Scripture continually observes this pattern that Paul descibes. Abraham, the nomadic shepherd, destroyed five kings and their armies. Sarah, the barren woman, became the mother of Isaac. Joseph, sold into slavery by his brothers, became the second-highest ruler in Egypt. Moses, condemned to die even before he was born, became the deliverer of Israel. Joshua, Moses’ former servant, led Israel as they took possession of the Promised Land. Gideon, the least of his father’s sons became the deliverer of Israel. Samuel anointed David, the shepherd boy, to be king of Israel. All of these exhibit God’s strength working despite human weakness. Likewise, Jesus chose fishermen and tax collectors to be his disciples.

Yet Jesus, himself, is the greatest example of God’s strength revealed out of weakness. The Son of God, the visible expression of God, gave up all the glory that was rightfully his, and he became a man. Jesus lived a humble life. He often had no place to live. He owned no property. His family thought he was crazy. The religious authorities wanted to kill him. The political authorities were indifferent to his life. His disciples betrayed, denied, or abandoned him. Ultimately, a death squad crucified him. He hung on the cross, exposed and suffering while the crowds ridiculed him. Jesus, who had no sin, took upon his body the sins of the whole world. Jesus became the shame of all men so he could carry the shame of all men into the grave. Jesus fulfilled both sides of the following equation: “The wages of sin is death, but the gift of God is eternal life in Christ Jesus our Lord.” Romans 6:23 (NIV) In truth, Jesus became the weakest of men so that he could become the power of God unto salvation.

In human weakness, God reveals his strength.
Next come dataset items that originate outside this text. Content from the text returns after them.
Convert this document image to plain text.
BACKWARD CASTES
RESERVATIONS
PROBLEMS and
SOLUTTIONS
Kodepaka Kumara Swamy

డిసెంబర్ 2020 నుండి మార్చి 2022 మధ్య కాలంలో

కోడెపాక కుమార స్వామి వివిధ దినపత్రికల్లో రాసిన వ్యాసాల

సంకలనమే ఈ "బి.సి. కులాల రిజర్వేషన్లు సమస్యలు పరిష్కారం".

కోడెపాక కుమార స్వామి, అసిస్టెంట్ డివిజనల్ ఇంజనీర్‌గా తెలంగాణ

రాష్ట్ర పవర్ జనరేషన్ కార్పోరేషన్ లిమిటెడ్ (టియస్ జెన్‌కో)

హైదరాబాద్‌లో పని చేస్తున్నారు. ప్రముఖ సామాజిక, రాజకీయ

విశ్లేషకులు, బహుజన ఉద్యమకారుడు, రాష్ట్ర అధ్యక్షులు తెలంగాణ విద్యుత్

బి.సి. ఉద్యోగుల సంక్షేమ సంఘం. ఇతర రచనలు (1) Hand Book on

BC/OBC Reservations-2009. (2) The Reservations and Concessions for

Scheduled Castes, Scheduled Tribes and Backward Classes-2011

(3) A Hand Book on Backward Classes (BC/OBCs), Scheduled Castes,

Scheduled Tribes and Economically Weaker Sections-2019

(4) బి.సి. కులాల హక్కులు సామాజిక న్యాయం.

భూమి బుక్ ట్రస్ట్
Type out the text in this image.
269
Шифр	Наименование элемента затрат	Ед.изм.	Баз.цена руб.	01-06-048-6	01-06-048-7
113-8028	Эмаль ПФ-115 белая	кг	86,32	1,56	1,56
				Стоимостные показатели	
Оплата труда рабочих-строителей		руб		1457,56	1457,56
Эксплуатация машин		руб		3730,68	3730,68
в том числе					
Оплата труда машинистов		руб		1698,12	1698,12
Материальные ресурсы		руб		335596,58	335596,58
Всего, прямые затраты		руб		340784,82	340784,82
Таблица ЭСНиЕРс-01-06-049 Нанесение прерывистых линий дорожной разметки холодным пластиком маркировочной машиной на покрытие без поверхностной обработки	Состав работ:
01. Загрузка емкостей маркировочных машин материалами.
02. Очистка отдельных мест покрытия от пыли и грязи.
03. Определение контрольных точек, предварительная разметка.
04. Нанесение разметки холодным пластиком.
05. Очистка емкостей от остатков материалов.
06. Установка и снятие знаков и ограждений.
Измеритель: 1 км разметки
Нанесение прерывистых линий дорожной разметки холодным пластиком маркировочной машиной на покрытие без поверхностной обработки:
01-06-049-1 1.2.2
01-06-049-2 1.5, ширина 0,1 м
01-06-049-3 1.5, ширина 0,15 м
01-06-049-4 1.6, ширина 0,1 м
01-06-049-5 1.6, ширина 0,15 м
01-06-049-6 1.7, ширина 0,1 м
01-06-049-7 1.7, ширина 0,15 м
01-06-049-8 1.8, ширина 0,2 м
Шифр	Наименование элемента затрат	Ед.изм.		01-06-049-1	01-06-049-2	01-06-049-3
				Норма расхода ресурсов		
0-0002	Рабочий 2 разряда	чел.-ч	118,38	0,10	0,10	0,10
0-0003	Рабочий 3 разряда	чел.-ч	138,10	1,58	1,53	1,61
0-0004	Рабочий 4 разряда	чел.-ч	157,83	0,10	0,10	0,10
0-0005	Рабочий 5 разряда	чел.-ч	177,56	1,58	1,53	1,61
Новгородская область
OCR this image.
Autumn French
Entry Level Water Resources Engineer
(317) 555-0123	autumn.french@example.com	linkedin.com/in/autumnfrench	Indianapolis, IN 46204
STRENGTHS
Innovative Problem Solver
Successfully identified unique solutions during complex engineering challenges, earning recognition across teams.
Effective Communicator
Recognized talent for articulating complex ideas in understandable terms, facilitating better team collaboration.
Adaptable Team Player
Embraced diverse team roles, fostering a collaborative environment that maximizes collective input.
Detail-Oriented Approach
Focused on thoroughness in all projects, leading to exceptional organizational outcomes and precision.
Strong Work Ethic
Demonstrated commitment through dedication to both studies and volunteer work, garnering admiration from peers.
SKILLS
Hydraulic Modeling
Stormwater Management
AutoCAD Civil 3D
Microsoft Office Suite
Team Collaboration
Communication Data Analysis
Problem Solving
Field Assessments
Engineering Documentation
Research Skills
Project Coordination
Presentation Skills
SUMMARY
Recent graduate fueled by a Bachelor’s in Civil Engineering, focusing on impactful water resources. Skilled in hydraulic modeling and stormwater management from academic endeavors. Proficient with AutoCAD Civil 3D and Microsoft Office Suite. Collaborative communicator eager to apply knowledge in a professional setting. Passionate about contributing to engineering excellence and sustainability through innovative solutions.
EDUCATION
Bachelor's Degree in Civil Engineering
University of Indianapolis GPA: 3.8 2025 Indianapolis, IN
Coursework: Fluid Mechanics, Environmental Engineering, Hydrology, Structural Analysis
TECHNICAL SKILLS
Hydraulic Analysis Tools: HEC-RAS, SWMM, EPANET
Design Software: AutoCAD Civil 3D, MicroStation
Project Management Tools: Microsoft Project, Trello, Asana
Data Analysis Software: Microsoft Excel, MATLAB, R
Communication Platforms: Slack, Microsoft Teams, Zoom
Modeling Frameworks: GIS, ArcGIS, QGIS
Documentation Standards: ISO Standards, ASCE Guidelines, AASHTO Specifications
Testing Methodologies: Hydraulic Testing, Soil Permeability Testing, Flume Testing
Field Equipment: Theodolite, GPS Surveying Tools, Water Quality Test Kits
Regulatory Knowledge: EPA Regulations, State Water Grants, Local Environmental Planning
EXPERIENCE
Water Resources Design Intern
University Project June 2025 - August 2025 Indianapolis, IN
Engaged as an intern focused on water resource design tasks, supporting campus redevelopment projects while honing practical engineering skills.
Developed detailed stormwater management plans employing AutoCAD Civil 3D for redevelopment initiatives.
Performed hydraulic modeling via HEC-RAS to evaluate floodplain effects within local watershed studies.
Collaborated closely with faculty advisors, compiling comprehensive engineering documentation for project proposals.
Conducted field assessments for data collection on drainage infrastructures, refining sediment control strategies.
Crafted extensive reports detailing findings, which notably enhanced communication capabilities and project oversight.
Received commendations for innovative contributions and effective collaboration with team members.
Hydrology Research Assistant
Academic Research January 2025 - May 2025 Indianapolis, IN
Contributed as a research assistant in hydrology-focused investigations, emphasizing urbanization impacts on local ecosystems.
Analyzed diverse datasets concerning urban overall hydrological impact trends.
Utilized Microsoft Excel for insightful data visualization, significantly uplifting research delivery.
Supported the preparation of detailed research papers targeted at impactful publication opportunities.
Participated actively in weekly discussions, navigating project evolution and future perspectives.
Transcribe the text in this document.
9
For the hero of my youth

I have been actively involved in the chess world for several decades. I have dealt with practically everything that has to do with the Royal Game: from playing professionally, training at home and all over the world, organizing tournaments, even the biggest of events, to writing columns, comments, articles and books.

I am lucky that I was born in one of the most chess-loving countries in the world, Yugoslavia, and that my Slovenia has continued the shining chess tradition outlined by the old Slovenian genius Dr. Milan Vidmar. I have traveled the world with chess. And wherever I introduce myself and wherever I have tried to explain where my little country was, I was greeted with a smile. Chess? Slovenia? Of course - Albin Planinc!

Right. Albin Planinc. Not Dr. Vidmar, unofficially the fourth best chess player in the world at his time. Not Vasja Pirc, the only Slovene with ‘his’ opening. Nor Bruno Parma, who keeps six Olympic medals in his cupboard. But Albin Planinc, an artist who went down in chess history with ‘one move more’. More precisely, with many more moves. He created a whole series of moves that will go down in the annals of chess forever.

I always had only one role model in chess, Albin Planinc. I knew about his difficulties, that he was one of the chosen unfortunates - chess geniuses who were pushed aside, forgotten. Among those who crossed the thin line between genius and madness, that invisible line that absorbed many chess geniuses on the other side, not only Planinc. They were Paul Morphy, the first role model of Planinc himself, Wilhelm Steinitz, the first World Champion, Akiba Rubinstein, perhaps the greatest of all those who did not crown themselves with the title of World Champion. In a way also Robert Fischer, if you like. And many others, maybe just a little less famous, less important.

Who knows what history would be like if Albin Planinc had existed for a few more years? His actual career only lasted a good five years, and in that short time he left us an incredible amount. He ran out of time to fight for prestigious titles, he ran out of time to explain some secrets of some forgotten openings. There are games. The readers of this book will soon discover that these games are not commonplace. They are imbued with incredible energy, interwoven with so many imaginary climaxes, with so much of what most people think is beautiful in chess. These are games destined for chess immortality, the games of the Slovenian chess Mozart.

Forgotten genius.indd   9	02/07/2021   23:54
Following the death of Jesus, God the Father raised him from the dead. Not only was he alive again, but he had paid the curse of sin thereby reconciling sinners to their God. We who receive the gift of God now also obtain Christ’s resurrection unto eternal life.

We might not ever become comfortable with our weakness, but as we walk in faith, we learn that in our weakest moments God reveals the power of Christ’s resurrection in us. When we realize we are weak, we should praise God, because the weaker we are, the more likely we are to see God’s power and glory working in our lives.